Mit seiner Klage begehrt er sinngemäß die Feststellung, dass sich seine Anwartschaft weiterhin nach dem bis zum 31. Dezember 2001 geltenden Statut der Beklagten bestimme und durch den zum 1. Januar 2002 eingetretenen Systemwechsel in der Zusatzversorgung keine Verkürzung seiner Anwartschaft eintrete. Im Einzelnen hat er folgende Anträge angekündigt:
- Es wird festgestellt, dass zwischen den Parteien bis zum Eintritt des Versicherungsfalles ein Rechtsverhältnis nicht besteht.
- hilfsweise:
- Es wird festgestellt, dass das Rechtsverhältnis zwischen den Parteien sich nach dem Statut der Beklagten in der Fassung der 37. Änderung des Status richtet, soweit Ansprüche bis zum 31. Dezember 2001 erworben wurden.
- hilfsweise zu 1. und 2.:
- Es wird festgestellt, dass das Rechtsverhältnis zwischen den Parteien durch die Mitteilung vom 11. Dezember 2002 (Startgutschrift) der Höhe nach nicht bestimmt wird.
- hilfsweise zu 1. bis 3.:
- Es wird festgestellt, dass die Beklagte verpflichtet ist, bei Eintritt des Versicherungsfalles eine Rente zu gewähren, bei der Ausbildungs- und Vordienstzeiten nach dem Stand vom 31. Dezember 2001 mindestens zur Hälfte als gesamtversorgungsfähige Zeit bei dem Nettoversorgungssatz berücksichtigt werden.
- weiterhin hilfsweise zu 1. bis 3.:
- Es wird festgestellt, dass die Beklagte verpflichtet ist, dem Kläger die zum 31. Dezember 2001 festgestellte Startgutschrift bis zum Eintritt des Versicherungsfalles anzupassen in dem Umfange, in dem sein fiktives Nettoarbeitsentgelt vom 31. Dezember 2001 im Verhältnis zu seinem fiktiven Nettoarbeitsentgelt zum Zeitpunkt der Verrentung angestiegen ist.

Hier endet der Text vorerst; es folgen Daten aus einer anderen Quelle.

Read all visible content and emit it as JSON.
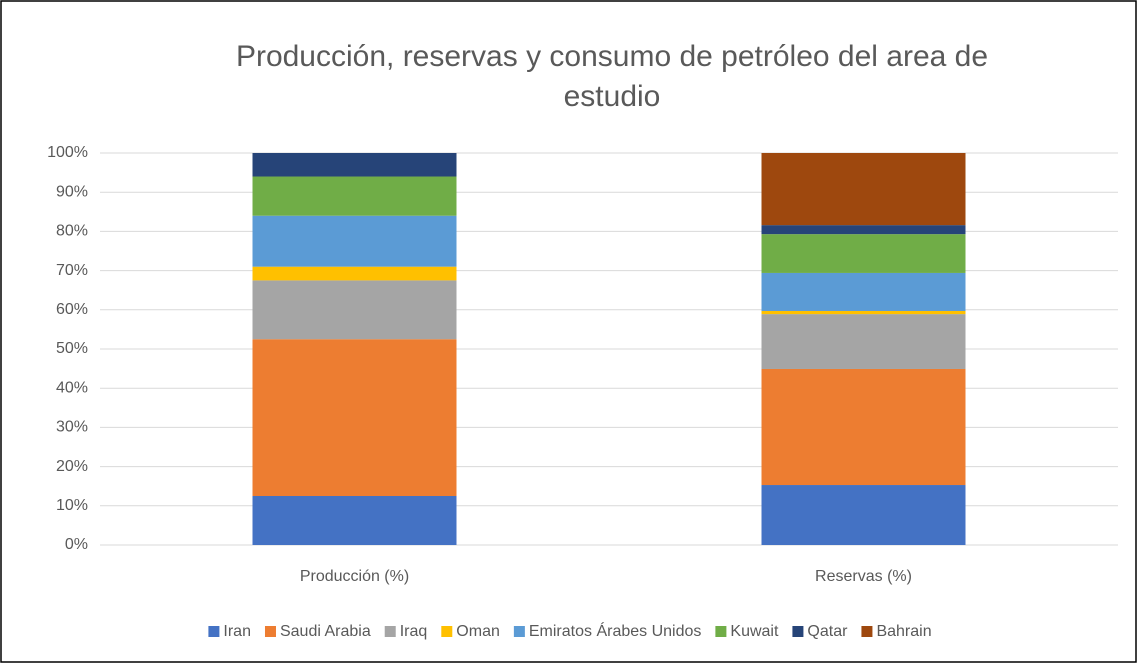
{
  "chart_data": {
    "type": "stacked_bar_100",
    "title": "Producción, reservas y consumo de petróleo del area de estudio",
    "categories": [
      "Producción (%)",
      "Reservas (%)"
    ],
    "series": [
      {
        "name": "Iran",
        "color": "#4472c4",
        "values": [
          12.5,
          15.3
        ]
      },
      {
        "name": "Saudi Arabia",
        "color": "#ed7d31",
        "values": [
          40,
          29.6
        ]
      },
      {
        "name": "Iraq",
        "color": "#a5a5a5",
        "values": [
          15,
          14
        ]
      },
      {
        "name": "Oman",
        "color": "#ffc000",
        "values": [
          3.5,
          0.8
        ]
      },
      {
        "name": "Emiratos Árabes Unidos",
        "color": "#5b9bd5",
        "values": [
          13,
          9.7
        ]
      },
      {
        "name": "Kuwait",
        "color": "#70ad47",
        "values": [
          10,
          9.9
        ]
      },
      {
        "name": "Qatar",
        "color": "#264478",
        "values": [
          6,
          2.3
        ]
      },
      {
        "name": "Bahrain",
        "color": "#9e480e",
        "values": [
          0,
          18.4
        ]
      }
    ],
    "ylim": [
      0,
      100
    ],
    "yticks": [
      {
        "value": 0,
        "label": "0%"
      },
      {
        "value": 10,
        "label": "10%"
      },
      {
        "value": 20,
        "label": "20%"
      },
      {
        "value": 30,
        "label": "30%"
      },
      {
        "value": 40,
        "label": "40%"
      },
      {
        "value": 50,
        "label": "50%"
      },
      {
        "value": 60,
        "label": "60%"
      },
      {
        "value": 70,
        "label": "70%"
      },
      {
        "value": 80,
        "label": "80%"
      },
      {
        "value": 90,
        "label": "90%"
      },
      {
        "value": 100,
        "label": "100%"
      }
    ],
    "grid": true,
    "legend": "bottom"
  }
}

Die Beklagte hat die Zulässigkeit des Rechtswegs gerügt. Demgegenüber hat der Kläger ausgeführt, bei der Zusatzversorgung handele es sich um Entgelt für die Arbeitsleistung. In der Anwartschaftsphase bestehe noch kein Rechtsverhältnis zwischen Versichertem und Zusatzversorgungskasse. Deshalb könne nur über das Deckungsverhältnis und darüber gestritten werden, ob und in welchem Umfang die Parteien auf Grund des Arbeitsverhältnisses und der Tarifverträge verpflichtet seien, einander künftig Leistungen zu gewähren. Der Streit um die vom Arbeitgeber versprochene Leistung, die ein Dritter zu erfüllen habe, sei eine Streitigkeit zwischen Arbeitgeber und Arbeitnehmer gemäß § 2 Abs. 1 Nr. 3 Buchst. a oder jedenfalls Nr. 4 Buchst. a ArbGG. Der Arbeitsvertrag nehme Bezug auf den Versorgungstarifvertrag, der Inhalt und Umfang des Leistungsversprechens der Beklagten bestimme. Das Streitverhältnis betreffe die Höhe der Anwartschaft und die Berechtigung der Tarifvertragsparteien, in diese einzugreifen. Außerdem sei die Beklagte eine gemeinsame Einrichtung der Tarifvertragsparteien.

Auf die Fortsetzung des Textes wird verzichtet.